Naga Munchetty tells of ‘constant pain’ from womb condition adenomyosis
The BBC presenter Naga Munchetty has revealed the excruciating pain caused by a little-known womb condition in the hope of raising awareness of adenomyosis, which is thought to affect up to one in 10 women.
Munchetty said a flare-up at the weekend was so painful that her husband called an ambulance after she screamed for 45 minutes, yet she had struggled to obtain a diagnosis and treatment after decades of painful, heavy 10-day periods that sometimes made her pass out.
She told her Radio 5 Live listeners: “Right now as I sit here talking to you: I am in pain. Constant, nagging pain. In my uterus. Around my pelvis. Sometimes it runs down my thighs. And I’ll have some level of pain for the entire show and for the rest of the day until I go to sleep.”
Adenomyosis is a condition in which the womb lining grows deep within the muscular wall of the womb. Similar to endometriosis, in which lining grows outside the womb, it can cause severe symptoms, including extremely heavy and painful periods, bleeding, pain during and after sex or when going to the toilet.
Adenomyosis is commonly diagnosed in women over 40, though it also affects younger women, and often it is only discovered at routine screenings, meaning many women have it without knowing. It is more common among women who have given birth more times, especially if they had a caesarian section.

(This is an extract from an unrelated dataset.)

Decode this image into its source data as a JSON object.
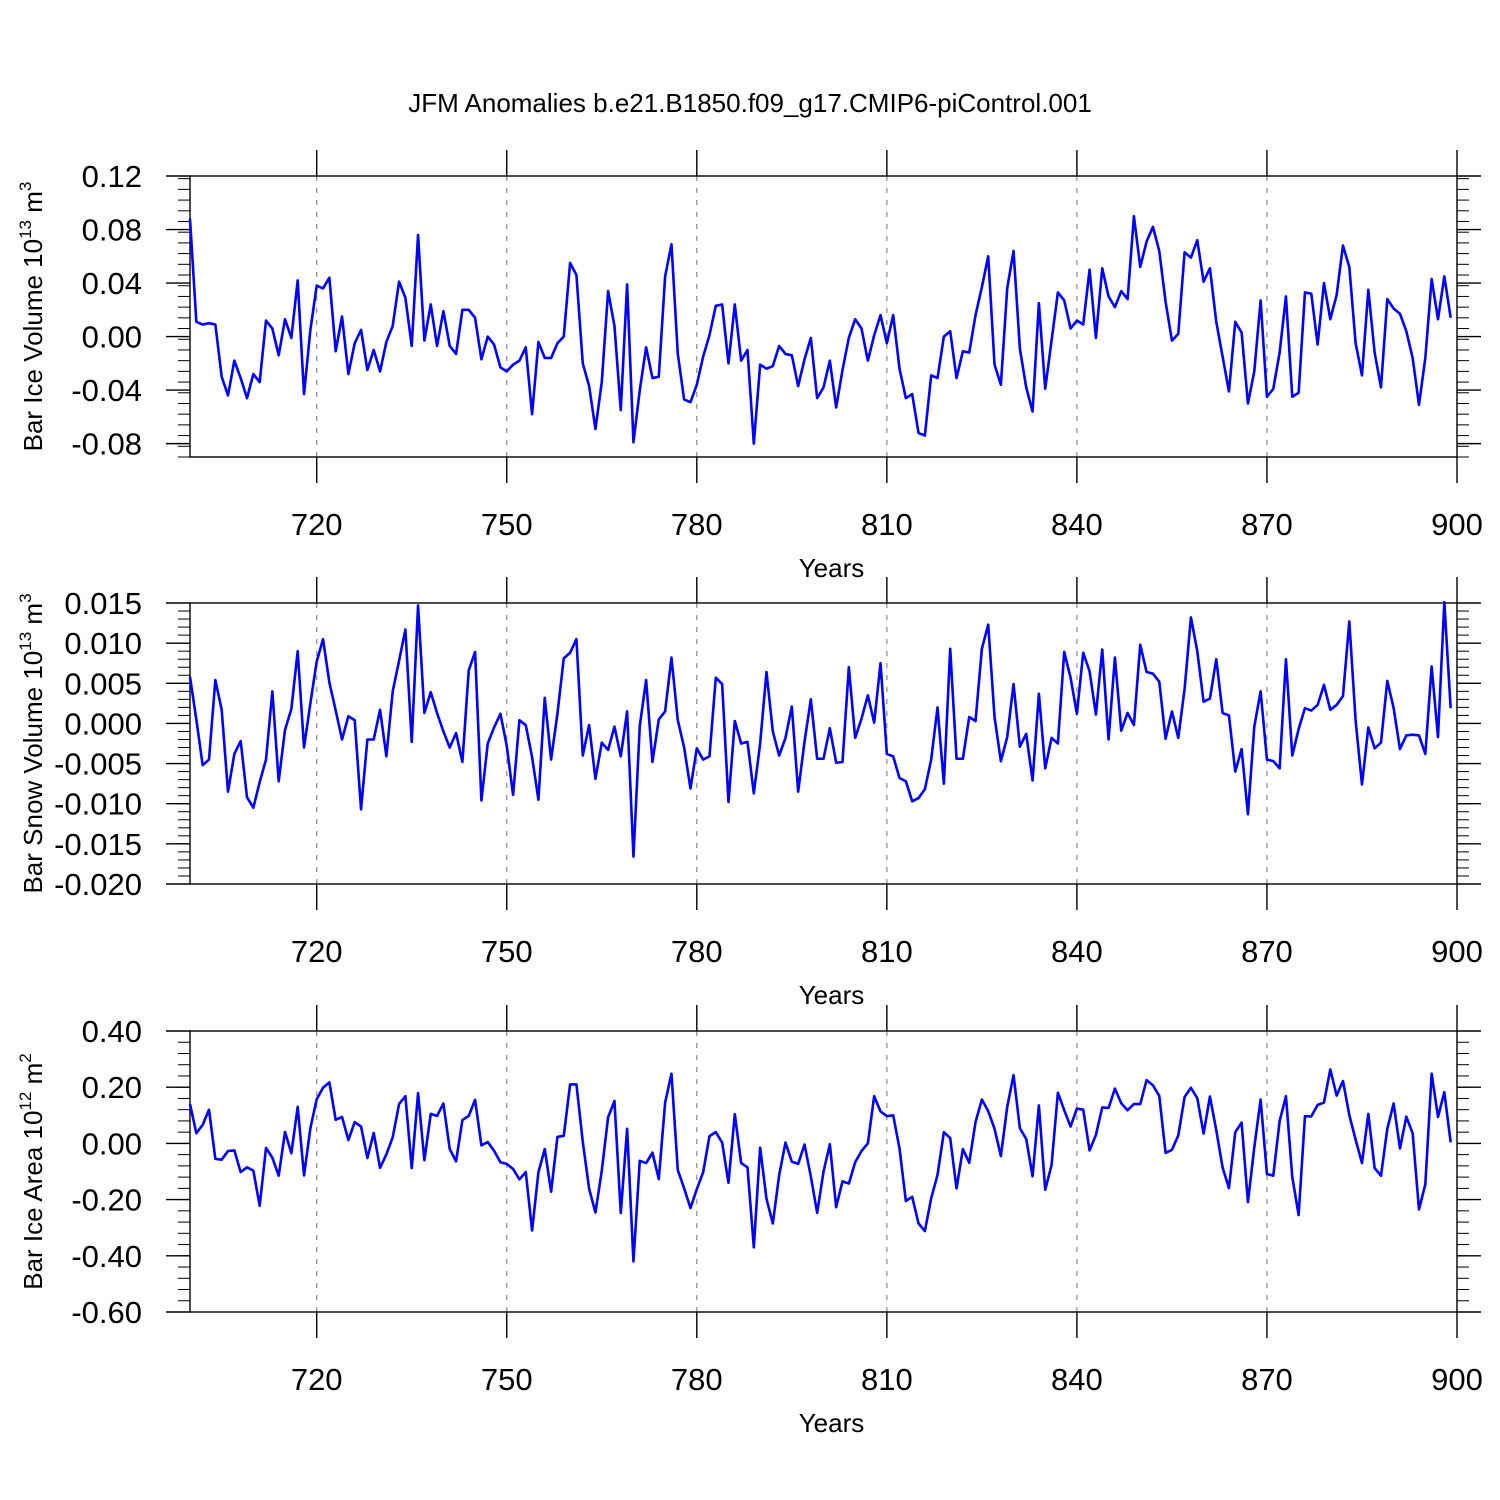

Possible treatment options include hormonal contraceptives, painkillers and anti-inflammatories. But in some cases surgery to remove the womb, a hysterectomy – which Munchetty is resisting to avoid early menopause – is the only solution, though this is not suitable for younger women who are hoping to conceive naturally.

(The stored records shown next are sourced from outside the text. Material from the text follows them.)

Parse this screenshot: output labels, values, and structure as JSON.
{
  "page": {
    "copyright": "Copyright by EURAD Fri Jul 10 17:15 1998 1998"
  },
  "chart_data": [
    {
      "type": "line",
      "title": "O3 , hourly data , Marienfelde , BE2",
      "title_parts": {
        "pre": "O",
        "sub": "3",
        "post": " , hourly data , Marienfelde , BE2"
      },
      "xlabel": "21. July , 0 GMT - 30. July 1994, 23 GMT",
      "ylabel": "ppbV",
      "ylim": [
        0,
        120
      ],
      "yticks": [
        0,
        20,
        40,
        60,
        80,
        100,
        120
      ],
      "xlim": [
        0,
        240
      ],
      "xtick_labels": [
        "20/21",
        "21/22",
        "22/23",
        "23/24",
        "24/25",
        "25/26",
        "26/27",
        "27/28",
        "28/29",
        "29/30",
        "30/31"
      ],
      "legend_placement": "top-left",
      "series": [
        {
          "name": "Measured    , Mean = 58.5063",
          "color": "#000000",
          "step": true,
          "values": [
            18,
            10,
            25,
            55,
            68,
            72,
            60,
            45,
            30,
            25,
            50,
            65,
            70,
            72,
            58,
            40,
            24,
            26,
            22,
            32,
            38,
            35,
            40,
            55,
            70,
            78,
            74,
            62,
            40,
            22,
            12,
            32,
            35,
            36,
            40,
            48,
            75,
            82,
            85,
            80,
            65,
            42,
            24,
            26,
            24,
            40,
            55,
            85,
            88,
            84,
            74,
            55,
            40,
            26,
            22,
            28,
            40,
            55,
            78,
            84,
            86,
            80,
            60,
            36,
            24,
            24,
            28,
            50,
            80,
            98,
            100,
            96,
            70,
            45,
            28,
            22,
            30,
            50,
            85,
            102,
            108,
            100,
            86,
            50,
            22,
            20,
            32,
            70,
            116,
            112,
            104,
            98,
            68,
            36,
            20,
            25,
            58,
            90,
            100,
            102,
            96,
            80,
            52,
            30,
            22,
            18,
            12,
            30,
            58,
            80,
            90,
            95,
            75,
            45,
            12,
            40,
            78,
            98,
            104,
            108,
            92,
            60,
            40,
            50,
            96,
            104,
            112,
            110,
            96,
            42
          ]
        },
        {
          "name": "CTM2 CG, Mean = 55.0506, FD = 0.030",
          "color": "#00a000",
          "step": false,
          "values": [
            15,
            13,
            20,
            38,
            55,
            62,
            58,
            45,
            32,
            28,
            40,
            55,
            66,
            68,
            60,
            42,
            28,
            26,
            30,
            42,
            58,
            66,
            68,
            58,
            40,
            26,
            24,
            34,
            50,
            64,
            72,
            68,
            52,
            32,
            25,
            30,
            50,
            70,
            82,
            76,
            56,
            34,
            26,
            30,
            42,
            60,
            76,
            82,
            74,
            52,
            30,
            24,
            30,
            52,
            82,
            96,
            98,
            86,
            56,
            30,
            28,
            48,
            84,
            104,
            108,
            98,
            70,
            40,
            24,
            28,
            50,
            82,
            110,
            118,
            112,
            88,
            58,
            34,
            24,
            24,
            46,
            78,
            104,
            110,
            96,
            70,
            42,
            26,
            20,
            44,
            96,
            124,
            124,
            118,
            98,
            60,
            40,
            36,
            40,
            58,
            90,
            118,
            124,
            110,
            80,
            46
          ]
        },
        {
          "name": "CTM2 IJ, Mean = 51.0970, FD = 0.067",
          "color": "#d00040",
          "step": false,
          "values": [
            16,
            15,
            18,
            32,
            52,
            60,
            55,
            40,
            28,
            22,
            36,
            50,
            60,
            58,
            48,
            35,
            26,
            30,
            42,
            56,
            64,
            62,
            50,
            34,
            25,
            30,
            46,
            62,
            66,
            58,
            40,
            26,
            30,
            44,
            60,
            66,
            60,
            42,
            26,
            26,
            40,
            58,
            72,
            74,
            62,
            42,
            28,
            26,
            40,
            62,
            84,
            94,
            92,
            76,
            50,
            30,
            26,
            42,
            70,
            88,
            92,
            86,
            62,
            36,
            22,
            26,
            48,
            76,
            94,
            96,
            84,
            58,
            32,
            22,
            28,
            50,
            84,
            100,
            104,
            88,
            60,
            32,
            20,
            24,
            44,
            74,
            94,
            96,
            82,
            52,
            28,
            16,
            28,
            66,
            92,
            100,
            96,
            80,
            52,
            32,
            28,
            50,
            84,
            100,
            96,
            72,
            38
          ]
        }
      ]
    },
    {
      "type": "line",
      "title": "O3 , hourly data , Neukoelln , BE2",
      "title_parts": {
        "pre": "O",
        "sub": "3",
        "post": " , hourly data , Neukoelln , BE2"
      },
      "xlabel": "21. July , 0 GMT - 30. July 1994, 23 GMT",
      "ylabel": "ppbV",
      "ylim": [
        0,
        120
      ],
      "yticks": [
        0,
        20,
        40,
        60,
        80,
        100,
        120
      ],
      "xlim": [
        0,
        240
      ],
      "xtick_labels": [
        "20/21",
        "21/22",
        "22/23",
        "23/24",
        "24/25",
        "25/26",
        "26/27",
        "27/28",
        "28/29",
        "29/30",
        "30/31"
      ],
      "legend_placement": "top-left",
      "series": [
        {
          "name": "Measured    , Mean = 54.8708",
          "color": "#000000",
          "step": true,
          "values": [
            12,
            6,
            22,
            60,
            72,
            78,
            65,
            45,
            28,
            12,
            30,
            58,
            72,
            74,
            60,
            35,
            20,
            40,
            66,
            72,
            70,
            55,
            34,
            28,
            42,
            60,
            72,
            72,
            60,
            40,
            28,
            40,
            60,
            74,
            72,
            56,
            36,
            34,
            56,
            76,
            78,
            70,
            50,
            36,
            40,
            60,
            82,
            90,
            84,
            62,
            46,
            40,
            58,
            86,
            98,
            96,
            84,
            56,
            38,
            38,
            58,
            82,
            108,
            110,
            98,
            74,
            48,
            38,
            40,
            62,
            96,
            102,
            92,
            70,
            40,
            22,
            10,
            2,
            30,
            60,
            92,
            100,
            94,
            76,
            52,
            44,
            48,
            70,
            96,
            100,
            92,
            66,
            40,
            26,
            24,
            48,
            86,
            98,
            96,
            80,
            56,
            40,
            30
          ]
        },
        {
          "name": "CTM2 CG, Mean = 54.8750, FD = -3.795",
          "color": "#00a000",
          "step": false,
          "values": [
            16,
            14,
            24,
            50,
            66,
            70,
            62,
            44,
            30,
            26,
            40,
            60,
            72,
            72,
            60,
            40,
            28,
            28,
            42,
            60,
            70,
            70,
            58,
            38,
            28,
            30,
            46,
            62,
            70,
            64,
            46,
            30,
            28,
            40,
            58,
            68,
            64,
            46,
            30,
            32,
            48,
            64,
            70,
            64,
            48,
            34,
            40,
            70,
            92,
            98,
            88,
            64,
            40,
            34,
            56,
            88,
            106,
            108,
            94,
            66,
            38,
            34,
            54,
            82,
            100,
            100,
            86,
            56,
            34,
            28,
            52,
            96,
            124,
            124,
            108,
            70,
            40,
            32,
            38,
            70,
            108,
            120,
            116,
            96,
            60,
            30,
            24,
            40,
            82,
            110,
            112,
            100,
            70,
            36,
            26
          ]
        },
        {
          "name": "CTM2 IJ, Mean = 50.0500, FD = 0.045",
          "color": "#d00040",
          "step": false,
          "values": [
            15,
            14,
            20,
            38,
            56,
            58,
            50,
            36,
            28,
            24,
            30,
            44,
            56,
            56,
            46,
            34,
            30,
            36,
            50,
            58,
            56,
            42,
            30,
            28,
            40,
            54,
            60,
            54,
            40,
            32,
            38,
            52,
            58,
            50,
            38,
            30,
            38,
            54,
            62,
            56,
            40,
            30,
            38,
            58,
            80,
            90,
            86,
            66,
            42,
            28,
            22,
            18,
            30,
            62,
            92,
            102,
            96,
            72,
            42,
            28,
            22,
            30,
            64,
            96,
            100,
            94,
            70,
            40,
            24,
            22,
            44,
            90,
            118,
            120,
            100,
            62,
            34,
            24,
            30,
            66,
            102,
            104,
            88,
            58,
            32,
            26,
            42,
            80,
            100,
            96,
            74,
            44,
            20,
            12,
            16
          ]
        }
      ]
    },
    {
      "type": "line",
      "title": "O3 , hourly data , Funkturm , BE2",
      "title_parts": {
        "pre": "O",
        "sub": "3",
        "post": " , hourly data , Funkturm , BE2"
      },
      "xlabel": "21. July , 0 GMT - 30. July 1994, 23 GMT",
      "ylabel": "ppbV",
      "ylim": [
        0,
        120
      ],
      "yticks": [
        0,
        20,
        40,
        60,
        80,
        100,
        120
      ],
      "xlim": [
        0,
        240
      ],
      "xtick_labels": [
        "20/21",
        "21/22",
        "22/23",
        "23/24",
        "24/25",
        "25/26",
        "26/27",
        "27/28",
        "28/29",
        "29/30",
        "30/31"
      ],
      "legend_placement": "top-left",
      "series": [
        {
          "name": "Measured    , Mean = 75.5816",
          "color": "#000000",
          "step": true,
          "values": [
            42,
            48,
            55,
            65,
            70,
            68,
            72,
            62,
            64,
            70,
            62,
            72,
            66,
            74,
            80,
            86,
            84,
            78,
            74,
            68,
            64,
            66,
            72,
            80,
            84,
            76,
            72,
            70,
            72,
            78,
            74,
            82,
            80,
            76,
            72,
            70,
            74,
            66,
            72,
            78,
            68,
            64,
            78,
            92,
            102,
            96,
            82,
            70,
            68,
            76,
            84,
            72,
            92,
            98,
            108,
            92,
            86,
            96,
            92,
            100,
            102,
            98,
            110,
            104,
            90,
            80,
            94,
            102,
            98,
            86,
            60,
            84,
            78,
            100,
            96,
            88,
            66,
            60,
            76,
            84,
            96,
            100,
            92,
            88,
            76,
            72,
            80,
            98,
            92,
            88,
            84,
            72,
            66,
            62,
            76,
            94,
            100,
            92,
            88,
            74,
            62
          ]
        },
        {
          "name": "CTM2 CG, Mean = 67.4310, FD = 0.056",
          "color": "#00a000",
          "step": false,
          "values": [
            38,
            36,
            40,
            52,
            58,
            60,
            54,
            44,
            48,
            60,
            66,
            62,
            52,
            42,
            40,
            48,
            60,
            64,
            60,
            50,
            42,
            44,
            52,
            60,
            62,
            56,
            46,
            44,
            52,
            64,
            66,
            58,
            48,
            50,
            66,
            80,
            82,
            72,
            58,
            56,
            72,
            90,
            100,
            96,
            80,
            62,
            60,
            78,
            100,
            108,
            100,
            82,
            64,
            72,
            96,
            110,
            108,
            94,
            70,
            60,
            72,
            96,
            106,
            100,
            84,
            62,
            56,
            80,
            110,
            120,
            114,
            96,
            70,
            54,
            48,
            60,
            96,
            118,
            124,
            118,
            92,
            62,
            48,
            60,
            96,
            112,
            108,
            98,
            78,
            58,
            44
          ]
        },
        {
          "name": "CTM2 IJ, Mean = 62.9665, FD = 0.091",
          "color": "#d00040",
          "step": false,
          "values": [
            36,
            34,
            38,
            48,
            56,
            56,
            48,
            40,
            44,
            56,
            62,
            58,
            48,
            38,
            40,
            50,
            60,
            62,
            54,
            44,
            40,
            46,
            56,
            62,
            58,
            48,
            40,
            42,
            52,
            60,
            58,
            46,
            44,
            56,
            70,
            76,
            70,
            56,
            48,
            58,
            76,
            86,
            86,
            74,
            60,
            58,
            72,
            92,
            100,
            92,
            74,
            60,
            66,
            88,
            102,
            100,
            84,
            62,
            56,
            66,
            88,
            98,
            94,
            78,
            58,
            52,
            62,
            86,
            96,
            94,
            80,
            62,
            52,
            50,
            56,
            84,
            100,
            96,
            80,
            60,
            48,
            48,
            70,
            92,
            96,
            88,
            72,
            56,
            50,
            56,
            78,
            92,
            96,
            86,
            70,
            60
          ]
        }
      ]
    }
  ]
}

Munchetty said she had been told by doctors that she was “just unlucky”, and had to adapt her life to accommodate the pain and heavy bleeding, including setting alarms throughout the night to replace her tampon. She added that there is still no dedicated NHS page for adenomyosis.
Jo Hanley, an adviser at Endometriosis UK, said the lack of specific guidelines for the diagnosis and management of adenomyosis made it difficult for clinicians to identify and treat it. “The lack of awareness, guidelines and research available for healthcare practitioners will filter down to the general public,” Hanley added.
One guest on the show, Jen Moore, said the pain “feels like I have a bowling ball sat inside my pelvis pushing out on the bones from the inside out trying to break them”. She said she had to medicate every day and was regularly bedbound.
Another guest, Amy, said she could not play with her 11-year-old daughter because of the pain. “It breaks my heart,” she said in tears.
Ying Cheong, a professor of reproductive medicine at the University of Southampton, said adenomyosis and endometriosis were considered to be the same family of disease as they both involve endometrial glandular tissue somehow located outside the womb. But adenomyosis is more ill-defined and can only be diagnosed through ultrasound or MRI scans.
About 40% of women with adenomyosis also have endometriosis, said Dr Alison Maclean, a women’s health researcher at the University of Liverpool. She added that although there had been recent advances in ultrasound and MRI diagnoses, “they are not 100% accurate, and the diagnostic criteria are still being debated”.
Dharani Hapangama, a professor of gynaecology at Liverpool, said some clinical trials were looking into “desperately needed” new treatments, but that first basic science was needed to better understand the condition that is thought to affect 10% of women, as “we know very little about it”. “The main issue is the lack of funding for research,” she added.
Adenomyosis may also affect fertility, though the link remains poorly understood. An analysis of research by Tommy’s, the miscarriage charity, found that one in 10 women with reduced fertility had a diagnosis of adenomyosis.
A Department of Health and Social Care spokesperson said the first ever government-led women’s health strategy for England, published last summer, would “boost the health and wellbeing of women and girls across the country, while improving how the health and care system listens to all women”.
She added: “It commits to transforming women’s health content on the NHS website and adding additional pages for conditions such as adenomyosis, making it easier to find relevant information.”